Германский Фридрих наслышан о монголах больше. Они вплотную подошли к его рубежам. Но о чем размышляет он, известный своей ученостью, сидя в прохладе отдаленного сицилийского дворца? Откуда, мол, сия свирепая раса получила свое наименование, да не есть ли она справедливое орудие для наказания людей? Слабостью веет от этих слов, приличных разве княгинюшке моей, но не императору. Ежели таков дух правителя, можно ли ждать от него сильной помощи?

Ну а коль самим поднатужиться? Собрать по Руси всех пешцев-горожан? Дать оружие смердам? Нет, не побоялся бы он пойти наперекор обычаям, наперекор боярской спеси, умерить вспыльчивость слуг-мечников. Разве смерды не такие же свободные русичи?

Опять, как в детстве, Александр Ярославич раскладывал мысленно считальные палочки: налево и направо, «ошую и одесную», за и против. И здесь зло, и там. Ищи от большего меньшее.

...Что ждет нас в союзе с латынцами? Вечное ученичество. Они — направники, наставители; мы — даже не младшие сыновья, а пасынки, позже всех примкнувшие.
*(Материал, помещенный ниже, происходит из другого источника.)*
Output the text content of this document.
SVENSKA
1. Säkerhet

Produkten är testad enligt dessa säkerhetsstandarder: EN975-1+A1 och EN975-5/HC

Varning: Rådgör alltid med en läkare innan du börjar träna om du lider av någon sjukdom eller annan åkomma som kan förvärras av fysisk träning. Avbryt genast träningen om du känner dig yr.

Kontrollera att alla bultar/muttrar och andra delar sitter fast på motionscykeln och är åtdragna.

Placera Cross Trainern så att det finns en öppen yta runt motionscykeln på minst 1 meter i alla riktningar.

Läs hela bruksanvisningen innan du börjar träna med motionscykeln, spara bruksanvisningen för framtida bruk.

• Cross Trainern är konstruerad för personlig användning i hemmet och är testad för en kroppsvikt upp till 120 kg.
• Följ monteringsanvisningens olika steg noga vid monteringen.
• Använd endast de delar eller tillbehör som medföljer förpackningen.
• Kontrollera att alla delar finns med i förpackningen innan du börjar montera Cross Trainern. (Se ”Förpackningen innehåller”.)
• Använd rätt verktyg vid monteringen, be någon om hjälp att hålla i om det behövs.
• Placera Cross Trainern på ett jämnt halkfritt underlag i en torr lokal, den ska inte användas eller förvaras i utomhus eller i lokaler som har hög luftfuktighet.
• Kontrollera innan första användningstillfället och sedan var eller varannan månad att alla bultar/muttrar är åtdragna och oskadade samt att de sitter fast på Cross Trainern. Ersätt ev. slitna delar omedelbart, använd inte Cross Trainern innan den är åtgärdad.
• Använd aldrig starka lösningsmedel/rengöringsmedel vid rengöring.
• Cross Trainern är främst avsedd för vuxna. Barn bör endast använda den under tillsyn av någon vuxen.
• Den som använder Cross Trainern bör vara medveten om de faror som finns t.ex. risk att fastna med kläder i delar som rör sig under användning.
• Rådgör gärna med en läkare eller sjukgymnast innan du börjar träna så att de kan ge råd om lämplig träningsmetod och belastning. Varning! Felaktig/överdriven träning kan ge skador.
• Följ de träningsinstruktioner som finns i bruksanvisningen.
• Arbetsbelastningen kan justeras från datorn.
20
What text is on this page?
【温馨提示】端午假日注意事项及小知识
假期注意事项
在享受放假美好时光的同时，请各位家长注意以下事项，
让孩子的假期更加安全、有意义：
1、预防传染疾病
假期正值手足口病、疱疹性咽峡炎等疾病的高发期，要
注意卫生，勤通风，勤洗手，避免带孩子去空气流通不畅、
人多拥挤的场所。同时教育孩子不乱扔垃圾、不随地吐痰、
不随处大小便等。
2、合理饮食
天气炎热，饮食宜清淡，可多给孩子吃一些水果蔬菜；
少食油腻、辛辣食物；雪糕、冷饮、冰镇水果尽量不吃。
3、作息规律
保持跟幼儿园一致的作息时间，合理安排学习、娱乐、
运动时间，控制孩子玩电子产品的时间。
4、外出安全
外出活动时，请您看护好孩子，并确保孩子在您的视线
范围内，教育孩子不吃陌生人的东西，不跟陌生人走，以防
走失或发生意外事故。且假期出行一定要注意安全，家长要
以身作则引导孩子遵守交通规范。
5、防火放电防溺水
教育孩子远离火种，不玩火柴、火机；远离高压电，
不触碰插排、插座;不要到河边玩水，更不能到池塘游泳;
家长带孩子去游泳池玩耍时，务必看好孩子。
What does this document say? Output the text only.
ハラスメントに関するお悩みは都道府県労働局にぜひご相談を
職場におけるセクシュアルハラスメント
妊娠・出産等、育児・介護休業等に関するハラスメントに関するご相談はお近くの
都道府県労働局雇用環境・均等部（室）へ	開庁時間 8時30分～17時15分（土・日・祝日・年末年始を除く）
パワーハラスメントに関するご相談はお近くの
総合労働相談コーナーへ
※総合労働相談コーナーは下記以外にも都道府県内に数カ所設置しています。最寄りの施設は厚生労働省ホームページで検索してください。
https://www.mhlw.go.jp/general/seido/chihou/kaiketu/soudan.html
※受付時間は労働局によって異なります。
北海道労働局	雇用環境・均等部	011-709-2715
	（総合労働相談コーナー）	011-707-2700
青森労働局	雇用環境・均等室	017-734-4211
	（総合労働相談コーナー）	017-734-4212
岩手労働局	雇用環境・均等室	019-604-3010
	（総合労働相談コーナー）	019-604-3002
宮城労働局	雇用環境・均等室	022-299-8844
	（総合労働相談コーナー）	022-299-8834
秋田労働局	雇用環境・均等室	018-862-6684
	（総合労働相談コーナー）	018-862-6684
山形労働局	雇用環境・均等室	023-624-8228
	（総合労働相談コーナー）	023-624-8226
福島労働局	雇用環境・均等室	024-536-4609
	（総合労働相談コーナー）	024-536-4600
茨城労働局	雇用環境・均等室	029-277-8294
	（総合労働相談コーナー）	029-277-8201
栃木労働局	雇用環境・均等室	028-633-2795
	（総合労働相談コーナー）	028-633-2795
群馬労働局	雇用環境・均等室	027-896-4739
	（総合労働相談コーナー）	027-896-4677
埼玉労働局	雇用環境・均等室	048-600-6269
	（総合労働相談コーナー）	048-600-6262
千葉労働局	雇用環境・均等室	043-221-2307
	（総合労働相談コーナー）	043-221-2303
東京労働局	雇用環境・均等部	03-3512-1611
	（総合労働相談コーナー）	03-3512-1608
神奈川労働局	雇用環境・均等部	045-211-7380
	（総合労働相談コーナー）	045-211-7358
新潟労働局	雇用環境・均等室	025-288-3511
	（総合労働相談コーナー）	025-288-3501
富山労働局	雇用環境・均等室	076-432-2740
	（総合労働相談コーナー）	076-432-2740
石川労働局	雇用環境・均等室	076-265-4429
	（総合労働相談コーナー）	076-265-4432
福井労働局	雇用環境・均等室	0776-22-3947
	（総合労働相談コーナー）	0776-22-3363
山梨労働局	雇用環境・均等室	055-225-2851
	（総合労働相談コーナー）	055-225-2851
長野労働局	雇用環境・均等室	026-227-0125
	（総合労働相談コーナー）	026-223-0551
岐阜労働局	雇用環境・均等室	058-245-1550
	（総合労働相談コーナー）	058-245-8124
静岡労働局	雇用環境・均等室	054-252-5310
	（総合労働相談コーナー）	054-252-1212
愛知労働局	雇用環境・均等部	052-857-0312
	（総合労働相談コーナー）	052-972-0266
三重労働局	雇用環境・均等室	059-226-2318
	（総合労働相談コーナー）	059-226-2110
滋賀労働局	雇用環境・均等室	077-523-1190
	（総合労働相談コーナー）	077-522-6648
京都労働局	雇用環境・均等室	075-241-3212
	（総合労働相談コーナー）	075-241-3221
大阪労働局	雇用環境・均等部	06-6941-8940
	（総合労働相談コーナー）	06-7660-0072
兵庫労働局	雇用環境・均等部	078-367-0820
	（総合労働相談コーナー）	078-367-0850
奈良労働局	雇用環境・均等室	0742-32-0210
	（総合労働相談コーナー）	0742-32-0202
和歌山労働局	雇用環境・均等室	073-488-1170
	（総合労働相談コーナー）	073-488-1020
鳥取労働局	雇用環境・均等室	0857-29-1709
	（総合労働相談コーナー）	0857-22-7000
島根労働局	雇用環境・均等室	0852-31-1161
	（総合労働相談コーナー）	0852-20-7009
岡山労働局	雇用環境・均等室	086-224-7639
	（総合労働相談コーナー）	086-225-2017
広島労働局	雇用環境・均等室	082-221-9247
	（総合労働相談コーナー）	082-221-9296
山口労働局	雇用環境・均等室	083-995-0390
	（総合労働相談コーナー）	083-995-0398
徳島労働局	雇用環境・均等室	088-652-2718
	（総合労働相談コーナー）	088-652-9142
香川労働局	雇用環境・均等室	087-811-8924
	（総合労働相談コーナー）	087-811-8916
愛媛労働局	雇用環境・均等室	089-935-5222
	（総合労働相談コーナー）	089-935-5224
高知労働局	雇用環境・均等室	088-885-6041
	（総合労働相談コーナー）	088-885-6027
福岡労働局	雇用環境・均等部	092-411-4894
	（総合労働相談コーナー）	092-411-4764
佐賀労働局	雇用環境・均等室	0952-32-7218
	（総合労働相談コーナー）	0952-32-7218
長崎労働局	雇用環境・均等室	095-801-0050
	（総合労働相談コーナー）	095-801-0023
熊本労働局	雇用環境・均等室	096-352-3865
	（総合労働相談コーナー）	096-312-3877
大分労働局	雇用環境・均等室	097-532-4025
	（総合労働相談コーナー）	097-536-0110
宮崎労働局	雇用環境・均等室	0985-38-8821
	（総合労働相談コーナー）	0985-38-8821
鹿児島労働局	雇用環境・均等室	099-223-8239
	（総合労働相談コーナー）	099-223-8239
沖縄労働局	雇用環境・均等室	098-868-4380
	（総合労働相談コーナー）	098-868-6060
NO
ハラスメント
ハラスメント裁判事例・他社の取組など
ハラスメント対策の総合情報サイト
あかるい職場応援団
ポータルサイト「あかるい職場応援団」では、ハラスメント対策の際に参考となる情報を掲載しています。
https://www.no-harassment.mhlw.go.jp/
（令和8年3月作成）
Русичам да из чужих рук смотреть! От татар меч терпим, но не издевку. Татары грубы — подай им дань, а живи как хочешь. Латынцы дошлые во все щели полезут, просочатся медоточивым языком, высокомерными словесами. Не будет от них укрытия, пока всю Русь не переиначат с лица на изнанку. Перемолчим ли? Вынесем?..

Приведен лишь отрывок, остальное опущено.